Stanford University Campus, in California, is famous for its important collection of exotic trees. Among them are some iconic Queenslanders: bunya pines and bottle trees.
I first became aware of the Stanford trees when reading “The Overstory”, a Pulitzer Prize winning novel by American writer Richard Powers.
In the novel, Neelay Mehta, a young master coder and online game designer, is working at Stanford University. While thinking of fresh images and surreal graphics for a new game, one evening he crosses the campus in search of vending machine snacks. Turning a corner into the central quadrangle he sees something that amazes him: a tree that is “bulbous and elephantine …the most mind-boggling organism he has ever seen… A living hallucination from a nearby star system at the other end of a wormhole in space.”
As he reads on a placard, it’s Brachychiton rupestris – familiar to us all as the Queensland bottle tree.
Finding a bottle tree, something I’ve regarded with delight since I was a child, in a dense, powerful American novel was startling. It was as if I’d suddenly come across an old friend from the mid-west of Queensland in this glamorous Californian campus.
The writer of “The Overstory”, like my own children, would have grown up with “The Lorax”, by Dr Seuss. In the book the Lorax introduces himself: “I am the Lorax. I speak for the trees.” Powers does that too: he speaks for the protection of trees.
Queensland has many wonderful and bizarre tree varieties, from desert country to tropical rainforest, that could provide inspiration for fantasy novels, movies, and games. Strangler figs slowly devouring neighbouring trees, their roots snaking out across the ground around them, or dangling towards the earth. Ancient eucalypts covered in burls.
The notorious stinging tree, the gympie-gympie, that hurts so much you want to die. The rough bark of hoop pines.
The long, twisted, prickly leaves of bunyas; and bottle trees, tall and commanding on the bare hillsides of the ranges, slim and gently curved, or fat as teapots.
There are beautiful trees in Queensland.
Moreton bay figs. Paper barks and casuarinas.
Tallowwood trees: rich red trunks, clusters of white flowers, and generous sprawling branches that provide more shade than most eucalypts.
Koalas like tallowwoods, too.
There’s a fine old tallowwood in Yeronga Park, Brisbane. When the evening light touches it, its trunk glows.
Best of all, bottle trees. Born in Barcaldine, my mother grew up with bottle trees in the garden and across the countryside. As children, we’d look out for them on our many road trips. The younger ones can look like a tall white wine bottle; the old ones, anything from a port bottle to a malevolent goblin.
Roma famously has made a feature of bottle trees.
They’re used in the street plantings of many other regional towns as well: Mitchell, Blackall, Tambo, right across the central west, and further afield.
Darling Downs, Rockhampton, even the suburbs of Brisbane.
Last year I planted a bottle tree in my garden, bought from a street-side trailer in Roma.
Bottle trees are notoriously slow growers, so I won’t live to see it look like a port bottle.
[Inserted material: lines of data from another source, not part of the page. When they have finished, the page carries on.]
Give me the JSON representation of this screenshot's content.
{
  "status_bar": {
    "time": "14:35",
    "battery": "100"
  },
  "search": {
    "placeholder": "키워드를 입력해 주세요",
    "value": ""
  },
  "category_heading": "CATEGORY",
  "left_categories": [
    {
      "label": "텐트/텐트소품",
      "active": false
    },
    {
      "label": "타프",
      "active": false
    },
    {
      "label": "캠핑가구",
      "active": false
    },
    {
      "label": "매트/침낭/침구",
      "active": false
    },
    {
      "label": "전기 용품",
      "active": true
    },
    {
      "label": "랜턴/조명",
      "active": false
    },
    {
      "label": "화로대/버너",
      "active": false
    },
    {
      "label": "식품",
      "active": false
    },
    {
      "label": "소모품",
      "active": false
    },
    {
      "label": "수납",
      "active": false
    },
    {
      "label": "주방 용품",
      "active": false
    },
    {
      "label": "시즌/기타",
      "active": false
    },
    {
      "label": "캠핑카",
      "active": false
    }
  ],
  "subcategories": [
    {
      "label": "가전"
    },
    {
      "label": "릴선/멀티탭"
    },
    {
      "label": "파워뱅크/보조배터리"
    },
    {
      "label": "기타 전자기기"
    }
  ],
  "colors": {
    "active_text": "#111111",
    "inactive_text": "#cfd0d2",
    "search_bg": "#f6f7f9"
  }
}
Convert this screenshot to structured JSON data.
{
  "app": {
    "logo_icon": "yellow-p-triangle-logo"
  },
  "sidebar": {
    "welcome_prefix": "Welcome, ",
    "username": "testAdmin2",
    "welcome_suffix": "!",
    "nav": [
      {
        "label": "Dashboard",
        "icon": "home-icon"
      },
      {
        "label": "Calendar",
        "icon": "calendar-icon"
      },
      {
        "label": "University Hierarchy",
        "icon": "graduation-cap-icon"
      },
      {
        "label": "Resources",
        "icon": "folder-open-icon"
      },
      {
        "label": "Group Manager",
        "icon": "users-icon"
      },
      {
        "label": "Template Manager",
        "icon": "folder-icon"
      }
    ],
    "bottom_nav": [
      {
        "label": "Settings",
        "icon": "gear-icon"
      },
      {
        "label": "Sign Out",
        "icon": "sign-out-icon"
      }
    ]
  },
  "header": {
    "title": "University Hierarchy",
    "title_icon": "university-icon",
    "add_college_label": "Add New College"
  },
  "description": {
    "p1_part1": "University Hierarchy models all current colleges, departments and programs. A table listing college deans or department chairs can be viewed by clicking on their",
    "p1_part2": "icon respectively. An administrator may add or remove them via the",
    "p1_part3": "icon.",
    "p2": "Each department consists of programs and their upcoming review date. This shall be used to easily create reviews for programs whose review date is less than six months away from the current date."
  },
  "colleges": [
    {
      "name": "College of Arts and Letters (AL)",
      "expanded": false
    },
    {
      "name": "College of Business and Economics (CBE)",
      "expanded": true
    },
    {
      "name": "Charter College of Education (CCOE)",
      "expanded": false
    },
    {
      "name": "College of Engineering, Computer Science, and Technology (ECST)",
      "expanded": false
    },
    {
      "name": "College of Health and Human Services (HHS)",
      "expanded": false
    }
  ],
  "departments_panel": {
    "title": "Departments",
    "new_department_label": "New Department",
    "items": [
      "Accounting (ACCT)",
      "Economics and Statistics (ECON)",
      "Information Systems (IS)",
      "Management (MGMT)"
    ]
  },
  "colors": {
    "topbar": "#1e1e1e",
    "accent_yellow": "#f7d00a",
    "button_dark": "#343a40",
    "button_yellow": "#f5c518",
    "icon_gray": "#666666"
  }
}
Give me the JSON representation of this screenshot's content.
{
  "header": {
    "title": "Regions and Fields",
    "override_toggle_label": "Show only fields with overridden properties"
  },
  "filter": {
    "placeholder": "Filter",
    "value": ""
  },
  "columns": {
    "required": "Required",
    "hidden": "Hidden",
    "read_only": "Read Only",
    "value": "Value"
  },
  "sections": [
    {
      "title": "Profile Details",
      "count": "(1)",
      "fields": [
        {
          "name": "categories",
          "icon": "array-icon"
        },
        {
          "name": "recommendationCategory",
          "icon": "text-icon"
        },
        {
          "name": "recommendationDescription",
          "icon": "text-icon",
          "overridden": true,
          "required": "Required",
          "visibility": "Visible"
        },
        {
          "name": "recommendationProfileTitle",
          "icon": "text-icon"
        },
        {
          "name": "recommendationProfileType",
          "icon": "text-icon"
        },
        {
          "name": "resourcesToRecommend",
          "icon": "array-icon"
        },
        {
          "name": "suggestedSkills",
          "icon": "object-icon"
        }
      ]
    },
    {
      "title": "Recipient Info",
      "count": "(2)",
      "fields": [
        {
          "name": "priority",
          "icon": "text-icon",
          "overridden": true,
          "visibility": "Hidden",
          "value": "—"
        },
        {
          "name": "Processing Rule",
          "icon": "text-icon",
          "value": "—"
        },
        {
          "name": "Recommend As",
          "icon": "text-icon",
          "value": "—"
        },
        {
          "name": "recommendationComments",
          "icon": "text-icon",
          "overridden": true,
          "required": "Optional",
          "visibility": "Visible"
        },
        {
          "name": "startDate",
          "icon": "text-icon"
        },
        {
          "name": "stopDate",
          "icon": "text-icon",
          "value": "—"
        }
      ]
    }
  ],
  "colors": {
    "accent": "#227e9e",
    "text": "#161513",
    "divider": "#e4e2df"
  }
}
Maybe one of those small, 250 ml wine bottles they sometimes serve in country pubs.
Online information about the trees of Stanford, over 43,000 of them, includes maps and many photos. Visitors can take guided tours of the campus trees. The university’s unofficial mascot is a tree, and students dress up as them.
There is still a Queensland bottle tree in Stanford’s central quad; but the huge old tree described in “The Overstory” isn’t there anymore.
Perhaps it died of old age; or perhaps amidst the sumptuous Spanish Mission style architecture, arched sandstone colonnades and wonderful trees of Stanford it died of homesickness for the dry hills and plains of Queensland’s central west.